Smiths Group, based in Durban, South Africa, credits its commitment to Lean for its recent impressive growth as a supplier to original equipment manufacturers (OEMs) in the competitive automotive industry. The company supplies automotive plastic, air conditioning, and engine cooling components to OEMs in South Africa and exports to various OEMs in Europe and the U.S. It operates with a Lean process called total industrial engineering (TIE), based on the Toyota Production System. Smiths credits its Oracle's JD Edwards EnterpriseOne-based system, first introduced in 1998, with providing the flexibility and the features to enable it to succeed.
According to Wolfgang Ropertz, operations director for Smiths Manufacturing and IT director for Smiths Group, JD Edwards enabled the company to implement a just-in-time manufacturing system. One key component of the system is streamlined inventory management. For example, the system can receive orders via electronic data interchange (EDIs), a built-in feature of JD Edwards EnterpriseOne automated ordering.
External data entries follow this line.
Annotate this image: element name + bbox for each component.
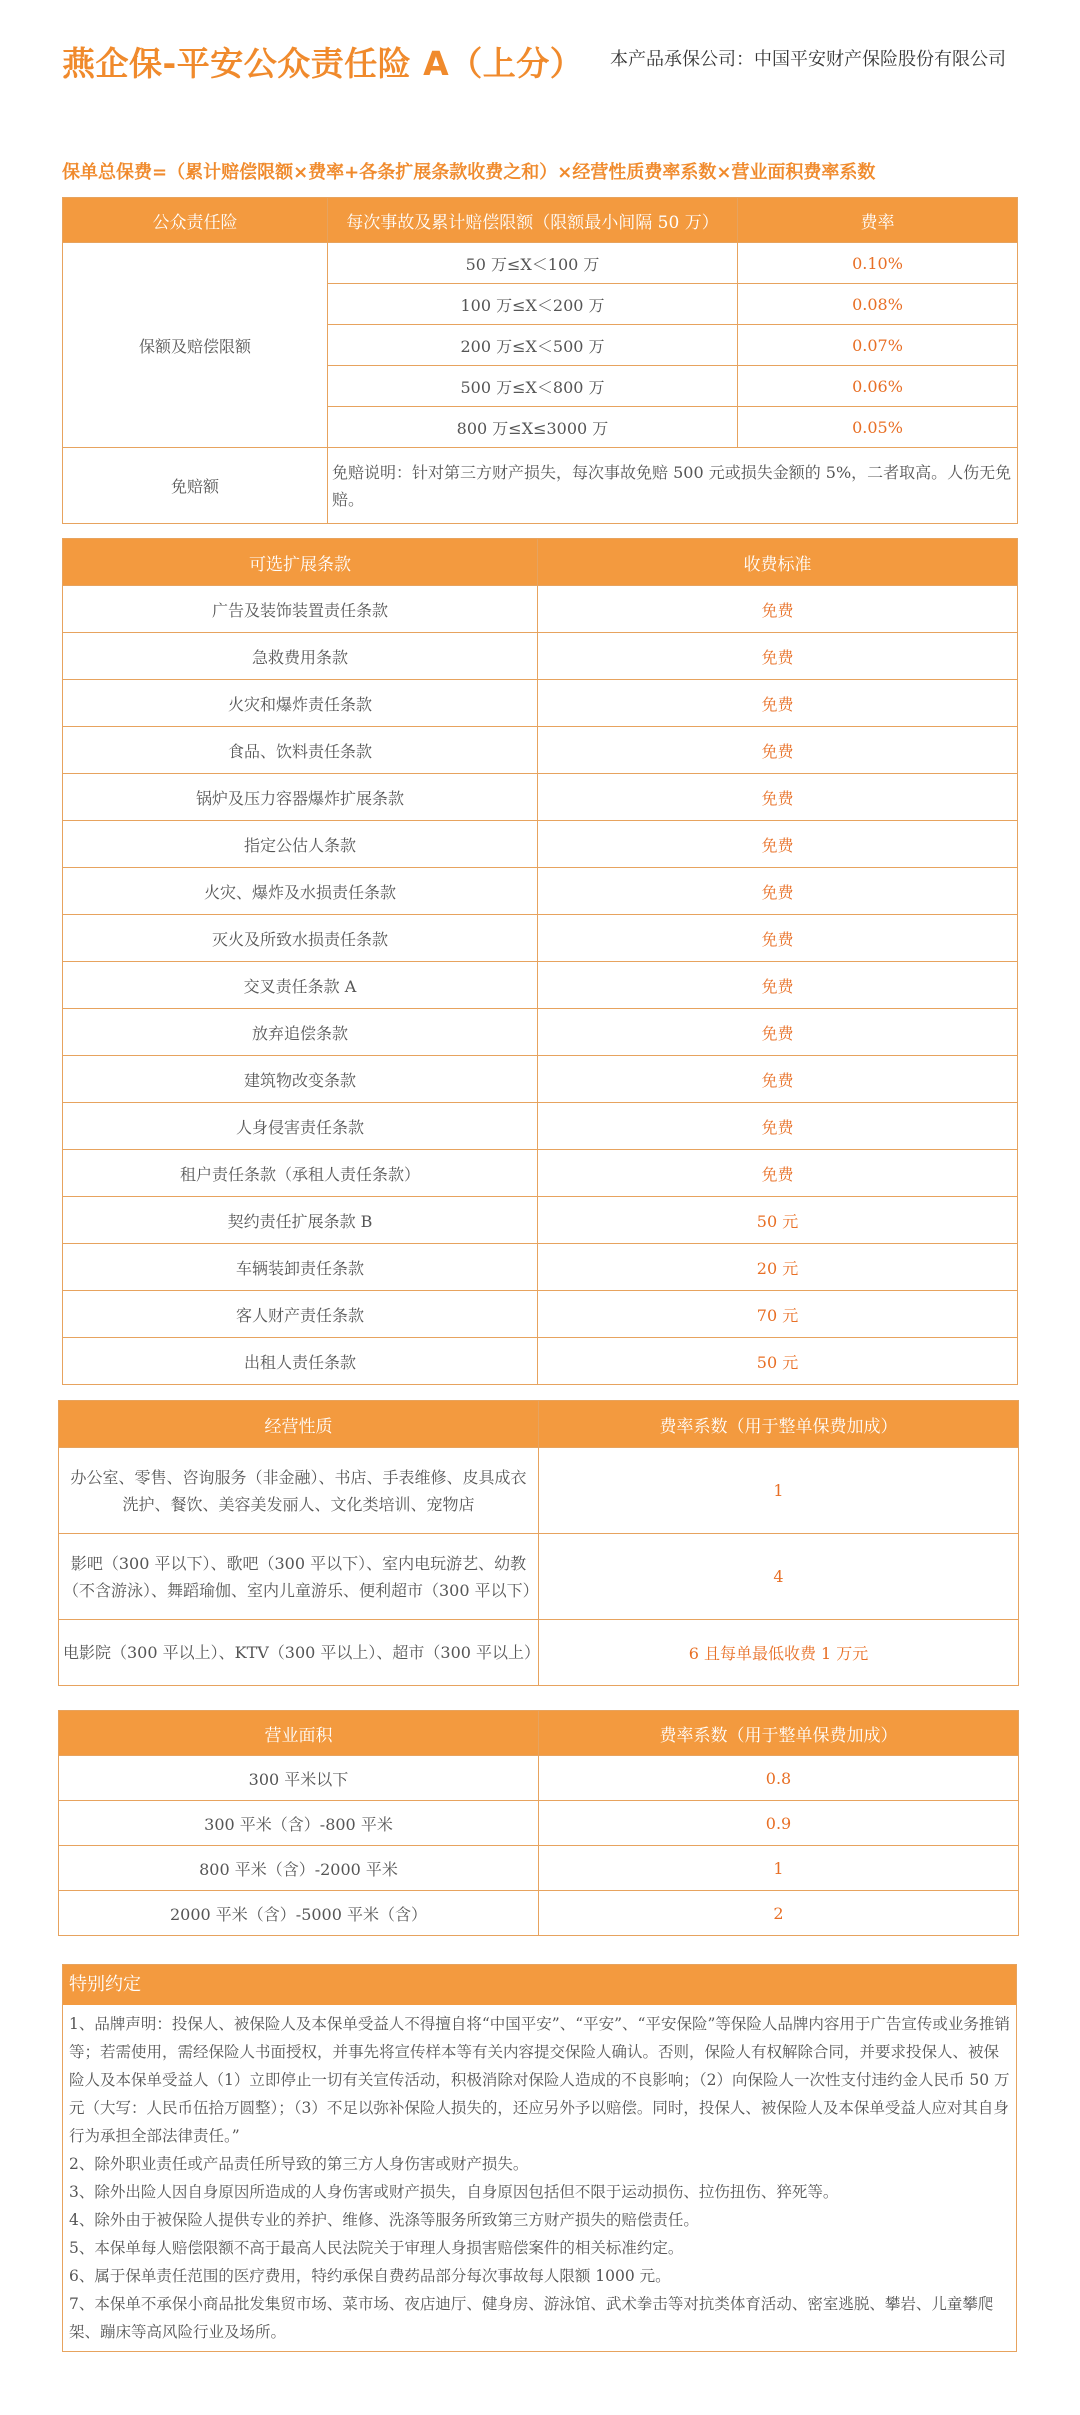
header-public-liability: 公众责任险: [63, 198, 328, 243]
extension-name: 急救费用条款: [63, 633, 538, 680]
extension-fee: 免费: [538, 727, 1018, 774]
special-provisions: [62, 1964, 1017, 2352]
business-coef: 1: [539, 1448, 1019, 1534]
extension-fee: 免费: [538, 1056, 1018, 1103]
extension-fee: 免费: [538, 774, 1018, 821]
header-area-coef: 费率系数（用于整单保费加成）: [539, 1711, 1019, 1756]
header-rate: 费率: [738, 198, 1018, 243]
extension-fee: 免费: [538, 586, 1018, 633]
extension-fee: 免费: [538, 633, 1018, 680]
provision-item: 3、除外出险人因自身原因所造成的人身伤害或财产损失，自身原因包括但不限于运动损伤、拉伤扭伤、猝死等。: [69, 2183, 839, 2201]
provision-item: 7、本保单不承保小商品批发集贸市场、菜市场、夜店迪厅、健身房、游泳馆、武术拳击等对抗类体育活动、密室逃脱、攀岩、儿童攀爬架、蹦床等高风险行业及场所。: [69, 2295, 994, 2341]
limit-range: 200 万≤X＜500 万: [328, 325, 738, 366]
extension-name: 放弃追偿条款: [63, 1009, 538, 1056]
limit-rate: 0.07%: [738, 325, 1018, 366]
area-coef: 1: [539, 1846, 1019, 1891]
area-coef: 2: [539, 1891, 1019, 1936]
extension-name: 指定公估人条款: [63, 821, 538, 868]
business-nature-table: [58, 1400, 1019, 1686]
extension-name: 契约责任扩展条款 B: [63, 1197, 538, 1244]
extension-fee: 免费: [538, 1150, 1018, 1197]
extension-fee: 免费: [538, 1009, 1018, 1056]
premium-formula: 保单总保费=（累计赔偿限额×费率+各条扩展条款收费之和）×经营性质费率系数×营业面积费率系数: [62, 162, 876, 183]
extension-name: 广告及装饰装置责任条款: [63, 586, 538, 633]
limit-range: 800 万≤X≤3000 万: [328, 407, 738, 448]
special-provisions-title: 特别约定: [63, 1965, 1016, 2005]
extension-name: 火灾和爆炸责任条款: [63, 680, 538, 727]
extension-name: 火灾、爆炸及水损责任条款: [63, 868, 538, 915]
header-extension: 可选扩展条款: [63, 539, 538, 586]
area-coef: 0.9: [539, 1801, 1019, 1846]
limit-range: 50 万≤X＜100 万: [328, 243, 738, 284]
area-range: 300 平米（含）-800 平米: [59, 1801, 539, 1846]
extension-fee: 免费: [538, 868, 1018, 915]
provision-item: 2、除外职业责任或产品责任所导致的第三方人身伤害或财产损失。: [69, 2155, 529, 2173]
extension-name: 车辆装卸责任条款: [63, 1244, 538, 1291]
extension-fee: 免费: [538, 962, 1018, 1009]
extension-name: 人身侵害责任条款: [63, 1103, 538, 1150]
business-nature: 电影院（300 平以上）、KTV（300 平以上）、超市（300 平以上）: [59, 1620, 539, 1686]
provision-item: 5、本保单每人赔偿限额不高于最高人民法院关于审理人身损害赔偿案件的相关标准约定。: [69, 2239, 684, 2257]
area-range: 300 平米以下: [59, 1756, 539, 1801]
underwriter-text: 本产品承保公司：中国平安财产保险股份有限公司: [610, 49, 1006, 70]
limit-row-label: 保额及赔偿限额: [63, 243, 328, 448]
deductible-text: 免赔说明：针对第三方财产损失，每次事故免赔 500 元或损失金额的 5%，二者取高。人伤无免赔。: [328, 448, 1018, 524]
page-title: 燕企保-平安公众责任险 A（上分）: [62, 44, 584, 83]
limit-range: 500 万≤X＜800 万: [328, 366, 738, 407]
extension-fee: 50 元: [538, 1197, 1018, 1244]
header-fee: 收费标准: [538, 539, 1018, 586]
page-header: [0, 0, 1080, 120]
deductible-label: 免赔额: [63, 448, 328, 524]
business-nature: 影吧（300 平以下）、歌吧（300 平以下）、室内电玩游艺、幼教（不含游泳）、舞蹈瑜伽、室内儿童游乐、便利超市（300 平以下）: [59, 1534, 539, 1620]
header-limit: 每次事故及累计赔偿限额（限额最小间隔 50 万）: [328, 198, 738, 243]
limit-rate: 0.08%: [738, 284, 1018, 325]
limit-range: 100 万≤X＜200 万: [328, 284, 738, 325]
extension-name: 锅炉及压力容器爆炸扩展条款: [63, 774, 538, 821]
business-area-table: [58, 1710, 1019, 1936]
extension-name: 建筑物改变条款: [63, 1056, 538, 1103]
extension-name: 交叉责任条款 A: [63, 962, 538, 1009]
extension-fee: 免费: [538, 680, 1018, 727]
business-nature: 办公室、零售、咨询服务（非金融）、书店、手表维修、皮具成衣洗护、餐饮、美容美发丽人、文化类培训、宠物店: [59, 1448, 539, 1534]
limit-rate: 0.06%: [738, 366, 1018, 407]
extension-fee: 免费: [538, 915, 1018, 962]
extension-name: 食品、饮料责任条款: [63, 727, 538, 774]
header-business-coef: 费率系数（用于整单保费加成）: [539, 1401, 1019, 1448]
extension-fee: 免费: [538, 821, 1018, 868]
extension-name: 灭火及所致水损责任条款: [63, 915, 538, 962]
extension-fee: 20 元: [538, 1244, 1018, 1291]
provision-item: 4、除外由于被保险人提供专业的养护、维修、洗涤等服务所致第三方财产损失的赔偿责任。: [69, 2211, 699, 2229]
provision-item: 1、品牌声明：投保人、被保险人及本保单受益人不得擅自将“中国平安”、“平安”、“平安保险”等保险人品牌内容用于广告宣传或业务推销等；若需使用，需经保险人书面授权，并事先将宣传样本等有关内容提交保险人确认。否则，保险人有权解除合同，并要求投保人、被保险人及本保单受益人（1）立即停止一切有关宣传活动，积极消除对保险人造成的不良影响；（2）向保险人一次性支付违约金人民币 50 万元（大写：人民币伍拾万圆整）；（3）不足以弥补保险人损失的，还应另外予以赔偿。同时，投保人、被保险人及本保单受益人应对其自身行为承担全部法律责任。”: [69, 2015, 1010, 2145]
limit-rate: 0.05%: [738, 407, 1018, 448]
extension-fee: 免费: [538, 1103, 1018, 1150]
extension-name: 出租人责任条款: [63, 1338, 538, 1385]
header-area: 营业面积: [59, 1711, 539, 1756]
header-business-nature: 经营性质: [59, 1401, 539, 1448]
liability-table: [62, 197, 1018, 524]
extension-fee: 50 元: [538, 1338, 1018, 1385]
limit-rate: 0.10%: [738, 243, 1018, 284]
extensions-table: [62, 538, 1018, 1385]
business-coef: 6 且每单最低收费 1 万元: [539, 1620, 1019, 1686]
special-provisions-body: [63, 2005, 1016, 2351]
area-range: 800 平米（含）-2000 平米: [59, 1846, 539, 1891]
provision-item: 6、属于保单责任范围的医疗费用，特约承保自费药品部分每次事故每人限额 1000 元。: [69, 2267, 671, 2285]
extension-name: 客人财产责任条款: [63, 1291, 538, 1338]
area-range: 2000 平米（含）-5000 平米（含）: [59, 1891, 539, 1936]
extension-fee: 70 元: [538, 1291, 1018, 1338]
area-coef: 0.8: [539, 1756, 1019, 1801]
business-coef: 4: [539, 1534, 1019, 1620]
extension-name: 租户责任条款（承租人责任条款）: [63, 1150, 538, 1197]
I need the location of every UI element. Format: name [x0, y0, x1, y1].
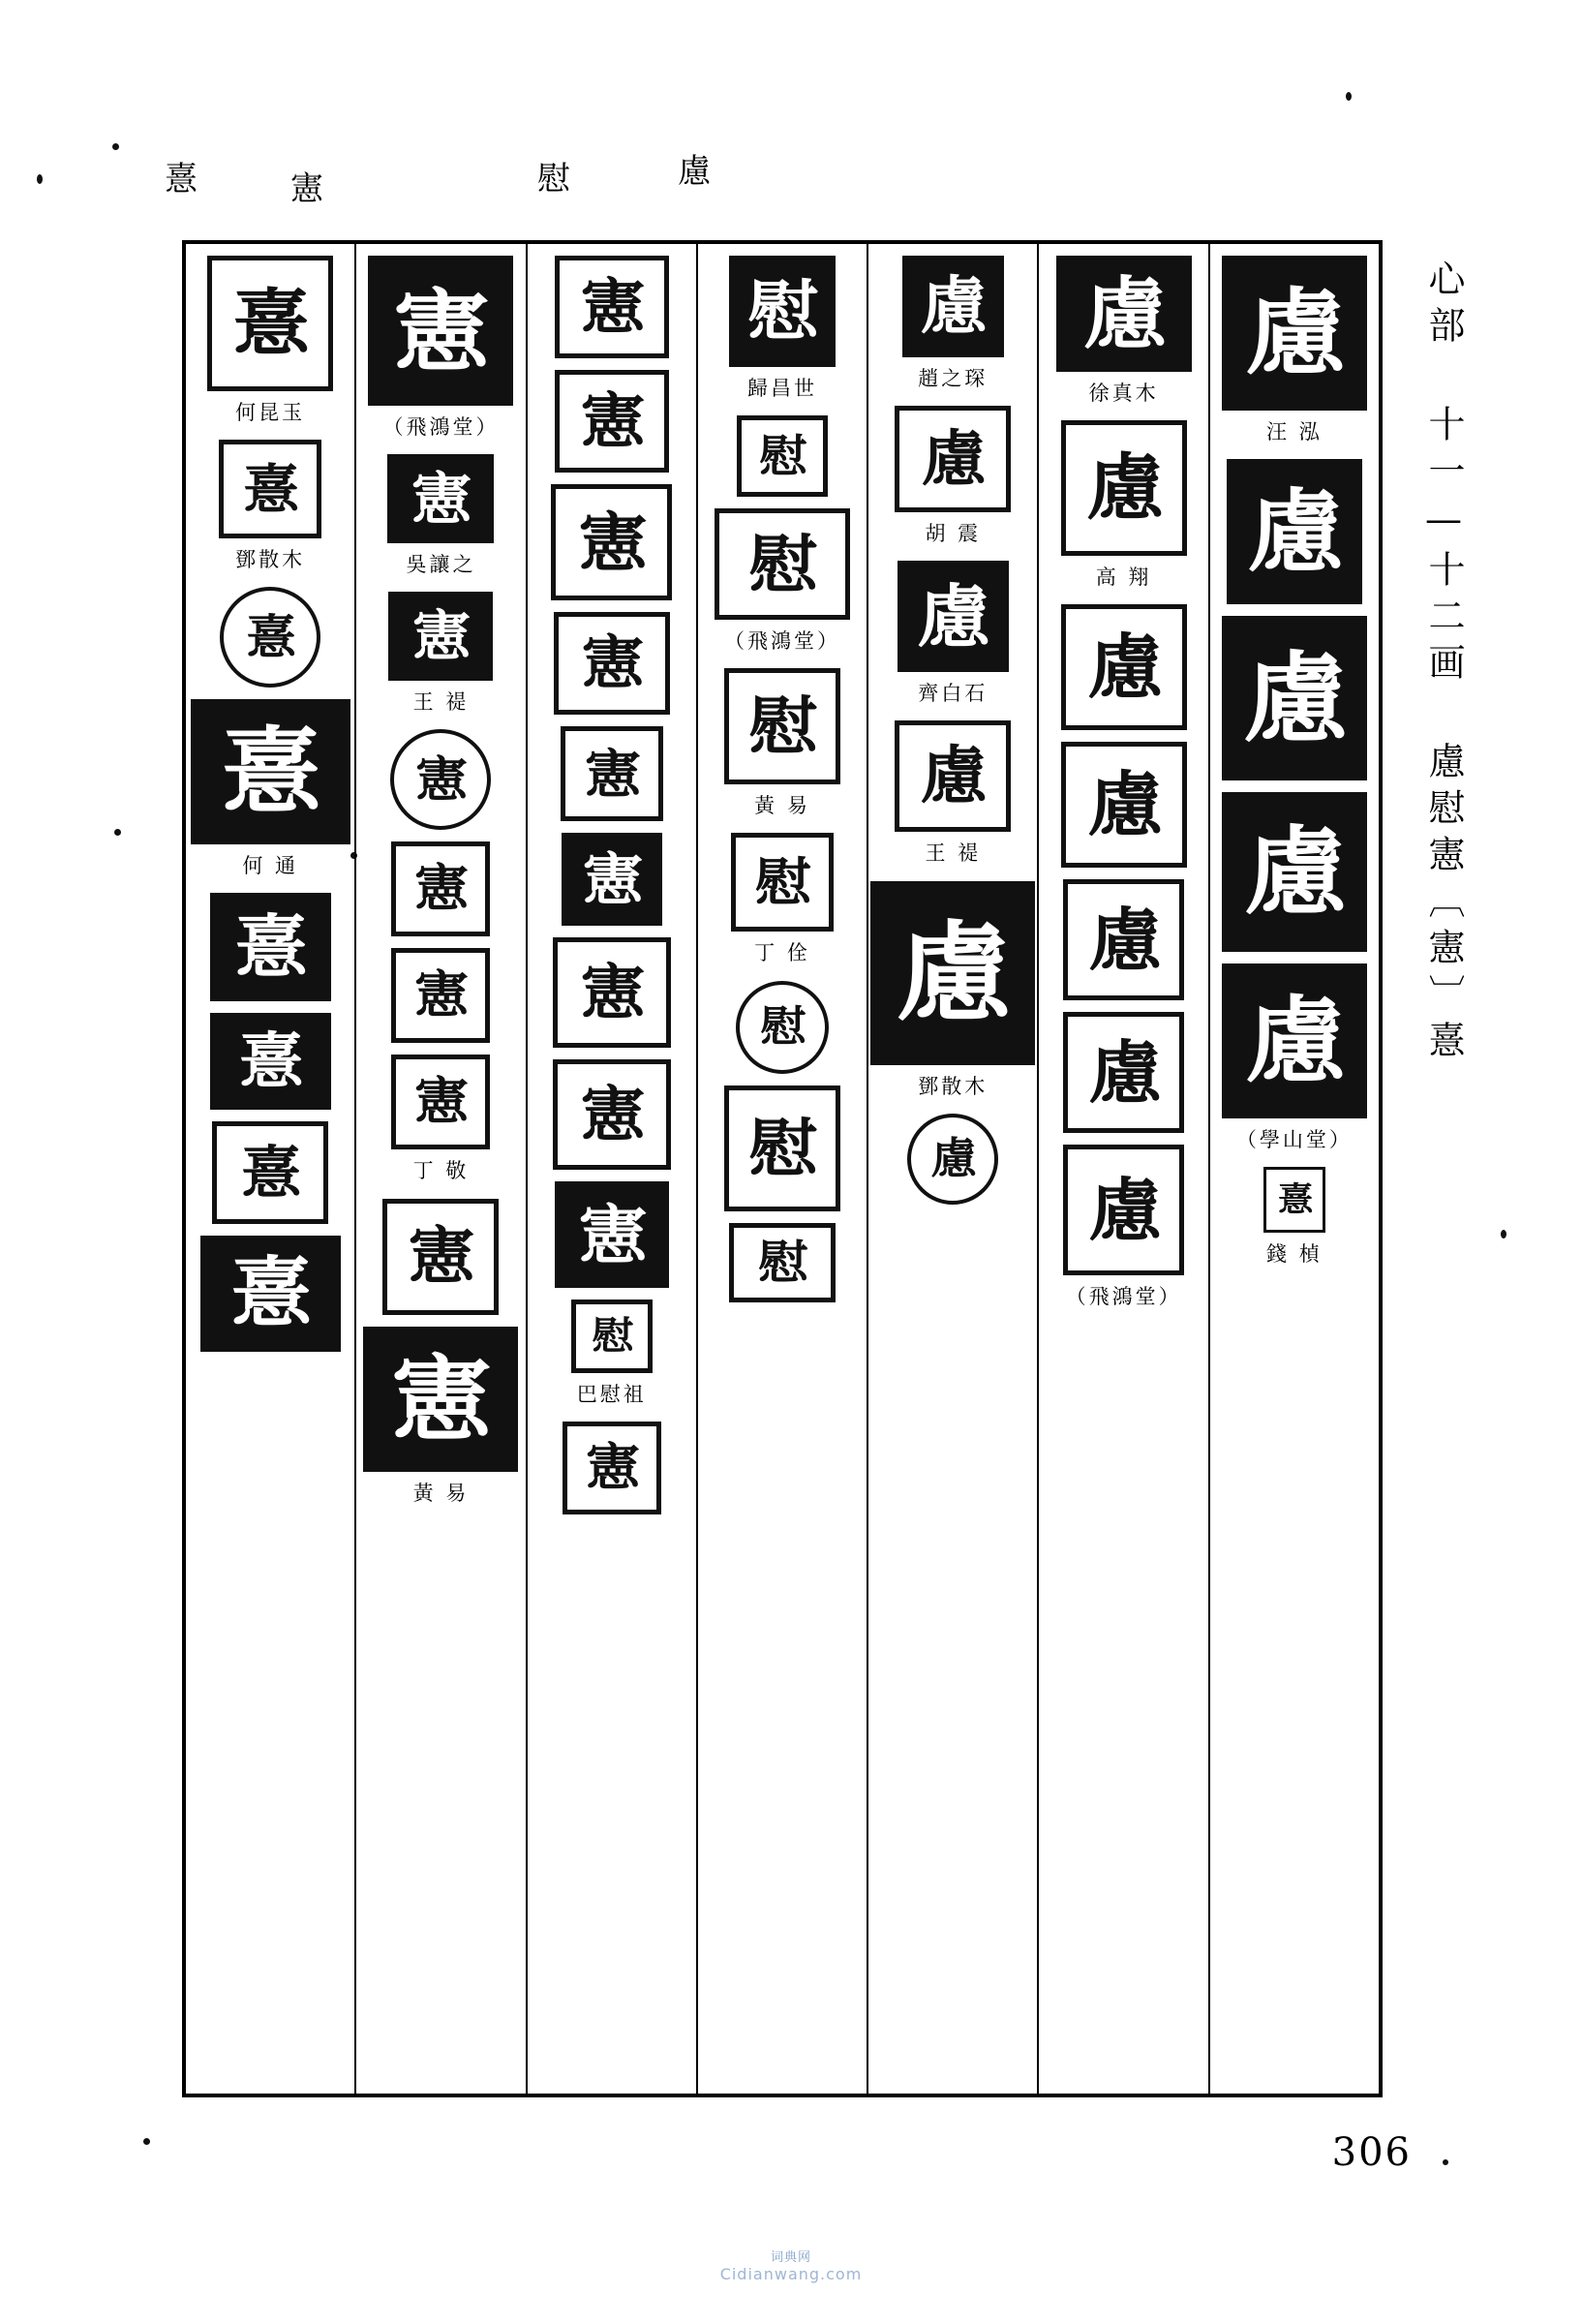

Smiths Group used JD Edwards to achieve Lean manufacturing objectives without requiring extensive customization. In May 2006, the company upgraded from JD Edwards EnterpriseOne EX B7.333 update 7 to version 8.10. Future plans call for Smiths to add JD Edwards EnterpriseOne Payroll and JD Edwards EnterpriseOne HR modules to update outdated standalone systems.
In the fiercely competitive automotive industry, where Lean was pioneered, original equipment manufacturers (OEMs) and their suppliers face a do-or-die imperative to eliminate waste, reduce costs, and increase speed and efficiency at every step in the manufacturing process. For Durban, South Africa-based Smiths Group, the Lean imperative fueled a dramatic growth spurt. With six plants in South Africa's largest port city, Smiths Group supplies automotive plastic, air conditioning, and engine cooling components to all OEMs in South Africa and exports to several OEMs in Europe and the U.S. Smiths is the largest supplier for Toyota in South Africa, and counts DaimlerChrysler, Ford, Fiat, Toyota, GM, Nissan, BMW, Visteon, Volkswagen, Bergstrom (Lotus), Land Rover, and AVA Italia and AVA Benelux BV among its customers.
Recent growth has been dramatic: Fixed assets grew from R[rand]170 million in 2003 to slightly more than R400 million in 2005, and employee count doubled from 750 in 2000 to 1,519 today. Although Smiths' shift to Lean didn't gain traction until 2002, the foundation for it was laid in 1998 with a decision to upgrade its legacy systems with JD Edwards EnterpriseOne. Facing a number of business objectives—to align and centralize legacy applications; integrate production facilities for full business-process visibility; enhance manufacturing capability without increasing costs; and integrate manufacturing, distribution and finance systems—Smiths explored several options. Flexibility, notes Wolfgang Ropertz, operations director for Smiths Manufacturing and IT director for Smiths Group, was a key driver in its choice. "Cost, obviously, was also a factor," he adds. "Some choices were a lot more expensive than JD Edwards, almost prohibitive. There were others that were cheaper but didn't have as many features as JD Edwards. It was a middle-of-the-road option for us, cost-wise, but it gave us all the specifications and flexibility we needed."